Julien Howard, a barber who lives in the Long Island City neighborhood of Queens, is planning to cut hair quietly on the roof of his apartment building, or on clients’ terraces. He has done one such haircut already, upstairs from his top-floor apartment, wearing a makeshift version of personal protective equipment that included black nitrile gloves and a pair of round Saint Laurent sunglasses.

“I feel like in the open air there’s less chance of getting a germ than if I’m in a closed environment like someone’s bathroom,” Mr. Howard said.

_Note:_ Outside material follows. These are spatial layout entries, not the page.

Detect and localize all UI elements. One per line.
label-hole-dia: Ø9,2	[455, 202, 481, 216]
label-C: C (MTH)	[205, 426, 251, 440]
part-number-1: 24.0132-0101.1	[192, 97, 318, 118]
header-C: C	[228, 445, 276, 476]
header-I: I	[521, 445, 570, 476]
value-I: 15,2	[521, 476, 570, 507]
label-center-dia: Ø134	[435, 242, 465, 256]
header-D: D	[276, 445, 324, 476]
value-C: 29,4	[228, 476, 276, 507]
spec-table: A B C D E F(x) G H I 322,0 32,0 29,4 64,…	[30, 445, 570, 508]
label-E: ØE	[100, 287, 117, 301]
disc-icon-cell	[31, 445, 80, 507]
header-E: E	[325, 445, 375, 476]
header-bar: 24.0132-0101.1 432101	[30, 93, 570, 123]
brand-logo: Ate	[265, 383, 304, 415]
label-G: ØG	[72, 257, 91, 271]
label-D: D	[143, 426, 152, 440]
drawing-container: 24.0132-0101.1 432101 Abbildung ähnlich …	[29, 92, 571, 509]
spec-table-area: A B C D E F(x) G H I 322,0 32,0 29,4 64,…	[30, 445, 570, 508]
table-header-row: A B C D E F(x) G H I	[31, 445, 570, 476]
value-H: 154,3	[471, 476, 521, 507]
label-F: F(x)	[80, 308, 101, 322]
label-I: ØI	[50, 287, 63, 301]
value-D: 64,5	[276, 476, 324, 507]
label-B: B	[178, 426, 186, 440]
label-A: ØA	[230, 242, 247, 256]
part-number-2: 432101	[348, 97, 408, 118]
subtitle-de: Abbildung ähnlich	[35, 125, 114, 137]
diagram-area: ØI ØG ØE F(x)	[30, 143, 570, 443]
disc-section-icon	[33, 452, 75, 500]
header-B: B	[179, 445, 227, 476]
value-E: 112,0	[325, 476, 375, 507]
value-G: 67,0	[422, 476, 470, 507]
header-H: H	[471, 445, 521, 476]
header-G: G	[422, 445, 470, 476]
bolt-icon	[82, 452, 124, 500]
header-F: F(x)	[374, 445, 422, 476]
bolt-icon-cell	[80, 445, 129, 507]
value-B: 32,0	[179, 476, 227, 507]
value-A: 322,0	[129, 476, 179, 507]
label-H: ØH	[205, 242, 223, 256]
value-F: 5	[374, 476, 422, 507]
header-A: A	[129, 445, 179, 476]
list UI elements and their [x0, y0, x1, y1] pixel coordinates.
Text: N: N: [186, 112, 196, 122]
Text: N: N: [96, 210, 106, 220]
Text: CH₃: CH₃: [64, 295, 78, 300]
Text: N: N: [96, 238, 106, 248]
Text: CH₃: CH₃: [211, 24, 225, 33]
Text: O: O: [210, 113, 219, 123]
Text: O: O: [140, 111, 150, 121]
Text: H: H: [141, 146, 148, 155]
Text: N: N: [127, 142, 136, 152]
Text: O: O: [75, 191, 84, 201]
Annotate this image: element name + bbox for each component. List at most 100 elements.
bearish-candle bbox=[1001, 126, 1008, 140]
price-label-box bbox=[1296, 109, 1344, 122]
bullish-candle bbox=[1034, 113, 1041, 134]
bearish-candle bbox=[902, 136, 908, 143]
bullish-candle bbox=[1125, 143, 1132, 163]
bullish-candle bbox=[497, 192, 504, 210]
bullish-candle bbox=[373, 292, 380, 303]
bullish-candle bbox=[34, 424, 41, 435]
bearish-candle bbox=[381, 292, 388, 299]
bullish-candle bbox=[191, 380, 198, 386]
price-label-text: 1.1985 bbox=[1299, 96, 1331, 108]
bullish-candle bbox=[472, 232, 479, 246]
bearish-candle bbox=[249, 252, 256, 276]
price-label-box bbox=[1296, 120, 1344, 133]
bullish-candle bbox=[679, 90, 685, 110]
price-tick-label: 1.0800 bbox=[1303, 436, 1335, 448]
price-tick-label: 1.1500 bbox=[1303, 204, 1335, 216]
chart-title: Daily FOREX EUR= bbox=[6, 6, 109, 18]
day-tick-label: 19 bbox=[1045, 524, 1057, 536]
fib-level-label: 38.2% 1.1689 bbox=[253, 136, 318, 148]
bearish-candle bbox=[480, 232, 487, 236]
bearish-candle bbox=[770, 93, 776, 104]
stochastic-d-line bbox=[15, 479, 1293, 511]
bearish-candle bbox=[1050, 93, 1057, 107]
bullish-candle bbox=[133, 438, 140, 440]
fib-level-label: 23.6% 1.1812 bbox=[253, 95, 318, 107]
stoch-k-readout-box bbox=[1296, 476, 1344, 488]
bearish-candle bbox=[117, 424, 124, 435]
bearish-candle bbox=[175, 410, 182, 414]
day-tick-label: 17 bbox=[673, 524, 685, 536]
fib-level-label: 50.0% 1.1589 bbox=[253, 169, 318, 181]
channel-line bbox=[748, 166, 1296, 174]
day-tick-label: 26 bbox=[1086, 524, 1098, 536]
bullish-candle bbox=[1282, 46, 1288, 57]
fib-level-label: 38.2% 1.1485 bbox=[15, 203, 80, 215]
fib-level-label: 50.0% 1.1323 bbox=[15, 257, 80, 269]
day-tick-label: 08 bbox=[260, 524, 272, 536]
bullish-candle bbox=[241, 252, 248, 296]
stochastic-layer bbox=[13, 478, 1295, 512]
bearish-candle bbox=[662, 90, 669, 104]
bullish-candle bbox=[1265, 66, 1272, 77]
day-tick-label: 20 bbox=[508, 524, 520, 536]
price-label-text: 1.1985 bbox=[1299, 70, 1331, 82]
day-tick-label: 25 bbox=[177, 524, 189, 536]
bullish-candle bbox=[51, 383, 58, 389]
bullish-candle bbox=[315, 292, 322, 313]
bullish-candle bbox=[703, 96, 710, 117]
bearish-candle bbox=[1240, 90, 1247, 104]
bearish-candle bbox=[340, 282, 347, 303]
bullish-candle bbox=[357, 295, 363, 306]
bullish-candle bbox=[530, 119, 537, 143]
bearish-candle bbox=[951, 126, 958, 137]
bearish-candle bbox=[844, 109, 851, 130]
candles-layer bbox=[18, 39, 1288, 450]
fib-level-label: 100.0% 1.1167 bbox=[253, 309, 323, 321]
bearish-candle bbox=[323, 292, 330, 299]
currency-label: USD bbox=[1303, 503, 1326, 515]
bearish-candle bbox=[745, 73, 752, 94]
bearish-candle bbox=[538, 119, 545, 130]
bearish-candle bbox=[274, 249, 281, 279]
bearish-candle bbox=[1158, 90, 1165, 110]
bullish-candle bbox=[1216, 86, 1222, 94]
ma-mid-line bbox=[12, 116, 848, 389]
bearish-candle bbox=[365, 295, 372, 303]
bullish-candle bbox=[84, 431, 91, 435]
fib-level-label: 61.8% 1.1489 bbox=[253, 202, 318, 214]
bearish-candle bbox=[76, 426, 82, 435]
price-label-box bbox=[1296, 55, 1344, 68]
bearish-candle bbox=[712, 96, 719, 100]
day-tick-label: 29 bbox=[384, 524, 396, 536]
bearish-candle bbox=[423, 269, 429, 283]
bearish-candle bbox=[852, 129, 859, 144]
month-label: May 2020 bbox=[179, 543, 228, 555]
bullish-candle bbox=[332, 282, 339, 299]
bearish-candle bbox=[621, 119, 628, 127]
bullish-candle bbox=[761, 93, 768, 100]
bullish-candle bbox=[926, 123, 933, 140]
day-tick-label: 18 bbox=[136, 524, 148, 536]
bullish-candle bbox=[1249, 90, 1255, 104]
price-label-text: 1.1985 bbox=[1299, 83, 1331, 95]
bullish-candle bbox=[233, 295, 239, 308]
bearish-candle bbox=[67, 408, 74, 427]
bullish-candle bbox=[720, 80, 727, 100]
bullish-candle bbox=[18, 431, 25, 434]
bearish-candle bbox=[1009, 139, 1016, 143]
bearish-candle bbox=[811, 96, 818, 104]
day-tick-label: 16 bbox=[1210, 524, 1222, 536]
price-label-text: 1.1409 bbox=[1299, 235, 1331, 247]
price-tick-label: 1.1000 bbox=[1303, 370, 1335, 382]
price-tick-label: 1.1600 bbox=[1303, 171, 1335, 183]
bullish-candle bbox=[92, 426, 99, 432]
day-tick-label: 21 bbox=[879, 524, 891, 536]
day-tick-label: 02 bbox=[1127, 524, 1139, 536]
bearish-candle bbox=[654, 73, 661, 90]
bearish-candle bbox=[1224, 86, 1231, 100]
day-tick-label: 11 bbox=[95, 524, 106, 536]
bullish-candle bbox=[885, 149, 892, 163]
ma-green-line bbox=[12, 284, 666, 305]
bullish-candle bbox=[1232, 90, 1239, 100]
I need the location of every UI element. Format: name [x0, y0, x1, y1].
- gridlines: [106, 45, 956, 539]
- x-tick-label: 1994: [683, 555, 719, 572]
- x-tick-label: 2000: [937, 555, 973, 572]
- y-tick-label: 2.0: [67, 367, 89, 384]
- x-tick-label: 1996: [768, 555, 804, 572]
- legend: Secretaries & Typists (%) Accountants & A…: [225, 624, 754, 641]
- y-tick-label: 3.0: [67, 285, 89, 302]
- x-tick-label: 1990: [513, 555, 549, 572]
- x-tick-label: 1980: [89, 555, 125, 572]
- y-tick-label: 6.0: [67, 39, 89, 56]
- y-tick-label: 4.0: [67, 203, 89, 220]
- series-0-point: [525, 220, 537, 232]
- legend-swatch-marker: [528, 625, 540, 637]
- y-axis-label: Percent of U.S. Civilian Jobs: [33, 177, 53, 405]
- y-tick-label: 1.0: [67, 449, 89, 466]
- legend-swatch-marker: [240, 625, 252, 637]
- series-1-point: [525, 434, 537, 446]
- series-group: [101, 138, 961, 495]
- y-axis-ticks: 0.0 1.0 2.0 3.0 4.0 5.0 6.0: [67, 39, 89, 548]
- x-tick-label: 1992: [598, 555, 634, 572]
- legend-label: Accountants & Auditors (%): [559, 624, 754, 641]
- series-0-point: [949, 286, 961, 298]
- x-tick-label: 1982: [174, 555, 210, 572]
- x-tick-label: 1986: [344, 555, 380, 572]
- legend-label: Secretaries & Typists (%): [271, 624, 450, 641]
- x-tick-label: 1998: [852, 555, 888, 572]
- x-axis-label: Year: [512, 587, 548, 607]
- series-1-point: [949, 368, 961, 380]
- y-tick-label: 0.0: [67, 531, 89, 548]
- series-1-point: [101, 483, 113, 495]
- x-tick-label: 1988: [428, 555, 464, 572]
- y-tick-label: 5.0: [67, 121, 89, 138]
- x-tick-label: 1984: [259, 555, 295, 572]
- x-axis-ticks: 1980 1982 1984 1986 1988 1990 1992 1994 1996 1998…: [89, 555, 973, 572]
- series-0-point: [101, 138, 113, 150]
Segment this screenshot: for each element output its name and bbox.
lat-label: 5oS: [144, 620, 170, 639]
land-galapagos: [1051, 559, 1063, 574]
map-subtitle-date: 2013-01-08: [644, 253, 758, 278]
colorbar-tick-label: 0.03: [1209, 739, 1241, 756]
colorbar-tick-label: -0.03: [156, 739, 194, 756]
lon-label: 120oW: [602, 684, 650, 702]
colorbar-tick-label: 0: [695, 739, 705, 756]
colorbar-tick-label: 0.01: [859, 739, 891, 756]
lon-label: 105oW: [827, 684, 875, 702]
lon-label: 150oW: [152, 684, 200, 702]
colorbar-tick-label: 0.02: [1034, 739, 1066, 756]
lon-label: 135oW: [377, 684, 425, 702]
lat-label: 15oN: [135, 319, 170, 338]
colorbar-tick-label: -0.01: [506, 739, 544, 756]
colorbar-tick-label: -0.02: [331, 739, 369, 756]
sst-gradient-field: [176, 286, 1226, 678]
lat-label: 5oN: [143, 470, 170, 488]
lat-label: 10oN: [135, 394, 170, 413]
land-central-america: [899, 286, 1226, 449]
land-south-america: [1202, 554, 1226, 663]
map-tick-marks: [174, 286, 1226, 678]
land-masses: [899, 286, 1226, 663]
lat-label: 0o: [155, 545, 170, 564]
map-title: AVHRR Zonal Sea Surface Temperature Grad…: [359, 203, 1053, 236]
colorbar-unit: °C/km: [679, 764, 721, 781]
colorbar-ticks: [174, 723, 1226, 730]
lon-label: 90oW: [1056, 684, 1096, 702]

For the rooftop service, he brought an array of equipment, including a hot towel machine and a glass bottle of disinfecting Barbicide. “I had the whole experience of the barbershop but outdoors, in the open air,” he said.

In lieu of cash or a Venmo transaction, he was paid with a handful of N-95 masks, along with a protective contraption that a graffiti artist might wear to keep spray-paint fumes at bay.

Mr. Howard is accustomed to cutting hair outside of a salon. Before the lockdown, he was making house calls through the Vélo Barber, a business he founded. Those appointments have been suspended since salons, including Blind Barber in the East Village where he also worked a few days a week, closed.

Other businesses that usually facilitate at-home haircuts — like the on-demand app and website Glamsquad and Paul Molé, the venerable barbershop on the Upper East Side, which normally send stylists to people’s homes — have similarly halted house calls for the time being.

While most salons are following government orders strictly, the temptation for both stylists and their customers remains.

“Until there is enough testing, we can’t in good conscience break with the social distancing protocols,” said Steve Marks, the owner of Persons of Interest, a chain of three barbershops in Brooklyn. “That said, people can’t wait till July to get a haircut, so they’ll find a way.”

He has heard, he said, that one of the barbers from his Williamsburg salon is planning to see clients in his backyard nearby. He’s not standing in his way.